U.S. Rep. Jared Polis (D-Colo.) and Sen. Jeff Merkley (D-Ore.) introduced the Employment Nondiscrimination Act on April 25. The House bill has 161 cosponsors while the Senate version has four. Both were last introduced in 2011 and died in committee.
The legislation would add sexual orientation and gender identity to the list of classes protected from discrimination in hiring, firing and promotions at companies nationwide with more than 15 employees. Current protected classes include race, age, religion and national origin, among several others.
The legislation has been introduced in every session but one since 1994 and was first proposed in 1974.
The Senate cosponsorship list does not yet include Sen. Bob Casey, who has supported the legislation in the past.
Returning to the House bill as cosponsors are Democratic Congressmembers from Pennsylvania Bob Brady (First Dist.), Michael Doyle (14th Dist.), Chaka Fattah (Second Dist.) and Allyson Schwartz (13th Dist.). New to the cosponsor list are Democrat Matt Cartwright (17th Dist.) and Republican Charlie Dent (15th Dist.).
Cartwright, a freshman lawmaker, has emerged as a strong LGBT ally, said Equality Pennsylvania president Adrian Shanker.
“When Equality Pennsylvania endorsed him last year, we knew he’d be a strong champion for equality and we were proved right,” Shanker said. “He’s backed every LGBT-related bill that’s come across his desk so far. And he represents a district in Northeastern Pennsylvania that includes places like Scranton, Wilkes-Barre, Stroudsburg — not places where we’d always expect a member of Congress to support every single LGBT-equality bill he could.”
Dent has voted for ENDA in the past but he hasn’t cosponsored it, and he’s one of just three Republicans cosponsors.

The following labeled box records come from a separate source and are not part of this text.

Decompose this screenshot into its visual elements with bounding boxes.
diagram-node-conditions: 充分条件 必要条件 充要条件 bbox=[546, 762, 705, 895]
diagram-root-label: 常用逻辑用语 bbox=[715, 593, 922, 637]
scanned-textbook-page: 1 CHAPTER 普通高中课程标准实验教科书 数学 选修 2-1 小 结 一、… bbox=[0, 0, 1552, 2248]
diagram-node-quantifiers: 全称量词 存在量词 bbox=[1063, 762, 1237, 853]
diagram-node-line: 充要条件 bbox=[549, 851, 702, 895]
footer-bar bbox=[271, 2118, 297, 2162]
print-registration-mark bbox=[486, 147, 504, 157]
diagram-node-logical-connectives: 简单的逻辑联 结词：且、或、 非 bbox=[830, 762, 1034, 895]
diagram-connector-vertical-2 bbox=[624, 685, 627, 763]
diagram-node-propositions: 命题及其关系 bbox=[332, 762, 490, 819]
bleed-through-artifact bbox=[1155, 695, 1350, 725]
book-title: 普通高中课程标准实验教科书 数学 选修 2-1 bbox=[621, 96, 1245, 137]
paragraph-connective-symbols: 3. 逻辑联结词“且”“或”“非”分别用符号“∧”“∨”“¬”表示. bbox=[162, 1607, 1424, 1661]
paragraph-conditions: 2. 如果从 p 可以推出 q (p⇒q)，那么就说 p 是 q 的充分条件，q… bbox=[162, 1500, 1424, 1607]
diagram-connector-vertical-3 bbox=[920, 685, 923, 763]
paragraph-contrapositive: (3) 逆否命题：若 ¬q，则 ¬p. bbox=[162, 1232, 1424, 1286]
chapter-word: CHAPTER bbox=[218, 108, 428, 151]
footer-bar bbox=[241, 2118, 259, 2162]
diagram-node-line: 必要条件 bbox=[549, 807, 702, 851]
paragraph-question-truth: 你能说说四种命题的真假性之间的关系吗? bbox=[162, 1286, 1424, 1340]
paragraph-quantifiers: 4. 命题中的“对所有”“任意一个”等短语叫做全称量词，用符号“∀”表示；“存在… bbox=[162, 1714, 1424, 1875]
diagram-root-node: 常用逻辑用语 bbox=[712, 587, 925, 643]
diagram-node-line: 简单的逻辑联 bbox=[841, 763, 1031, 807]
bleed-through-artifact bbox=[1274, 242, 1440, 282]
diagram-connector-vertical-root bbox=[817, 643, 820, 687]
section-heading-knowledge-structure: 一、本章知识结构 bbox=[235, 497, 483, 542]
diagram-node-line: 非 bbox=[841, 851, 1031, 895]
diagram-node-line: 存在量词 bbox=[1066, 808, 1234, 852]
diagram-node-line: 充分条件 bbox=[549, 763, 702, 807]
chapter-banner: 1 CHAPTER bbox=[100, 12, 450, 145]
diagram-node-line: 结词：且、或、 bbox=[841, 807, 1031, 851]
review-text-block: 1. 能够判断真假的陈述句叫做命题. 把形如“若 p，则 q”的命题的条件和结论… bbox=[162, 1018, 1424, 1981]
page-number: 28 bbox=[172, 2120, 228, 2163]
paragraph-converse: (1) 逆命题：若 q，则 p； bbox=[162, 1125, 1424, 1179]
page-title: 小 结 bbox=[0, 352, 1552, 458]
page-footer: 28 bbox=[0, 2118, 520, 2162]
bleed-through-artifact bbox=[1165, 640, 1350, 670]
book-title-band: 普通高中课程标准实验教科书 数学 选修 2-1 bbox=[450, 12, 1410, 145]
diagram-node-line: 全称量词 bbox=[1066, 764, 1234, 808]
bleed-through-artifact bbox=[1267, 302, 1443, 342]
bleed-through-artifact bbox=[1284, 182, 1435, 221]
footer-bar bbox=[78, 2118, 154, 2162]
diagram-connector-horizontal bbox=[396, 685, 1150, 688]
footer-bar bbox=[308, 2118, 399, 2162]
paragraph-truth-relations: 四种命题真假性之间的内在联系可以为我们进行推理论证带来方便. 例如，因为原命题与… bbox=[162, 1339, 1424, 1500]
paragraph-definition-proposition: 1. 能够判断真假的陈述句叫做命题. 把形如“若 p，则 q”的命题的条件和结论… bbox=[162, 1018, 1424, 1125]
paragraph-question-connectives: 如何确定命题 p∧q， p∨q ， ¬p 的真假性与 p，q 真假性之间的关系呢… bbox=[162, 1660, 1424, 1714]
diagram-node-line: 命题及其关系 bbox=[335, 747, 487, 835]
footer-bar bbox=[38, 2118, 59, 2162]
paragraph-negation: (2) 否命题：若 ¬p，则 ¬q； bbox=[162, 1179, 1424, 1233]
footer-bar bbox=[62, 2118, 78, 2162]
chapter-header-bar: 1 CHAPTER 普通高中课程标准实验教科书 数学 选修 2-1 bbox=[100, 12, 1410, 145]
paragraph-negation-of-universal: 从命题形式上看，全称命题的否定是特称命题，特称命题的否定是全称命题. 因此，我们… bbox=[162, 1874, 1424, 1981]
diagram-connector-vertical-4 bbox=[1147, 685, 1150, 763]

In a statement last week, Dent said he cosponsored the bill because he doesn’t “believe in any form of workplace discrimination, including discrimination based on sexual orientation.”
“Congressman Dent is a moderate Republican from the Lehigh Valley who has supported and opposed different pieces of LGBT legislation throughout the years, but he deserves a lot of credit for being one of just three Republican cosponsors for ENDA, as well as for the Uniting American Families Act,” Shanker said. “We need more Republicans in Congress willing to support basic nondiscrimination protections.”
Shanker added he hopes Dent’s leadership sways some Republican state legislators to back the state bill to ban LGBT discrimination in employment and other areas.
“I hope that some Republicans in the state House and Senate who share his commitment to some of the same issues will take a look at his cosponsorship of ENDA and realize that this is not at all a controversial issue or something that should be partisan,” Shanker said. “It’s an issue about basic equality for all Pennsylvanians. And I think we will see some Republicans following his lead.”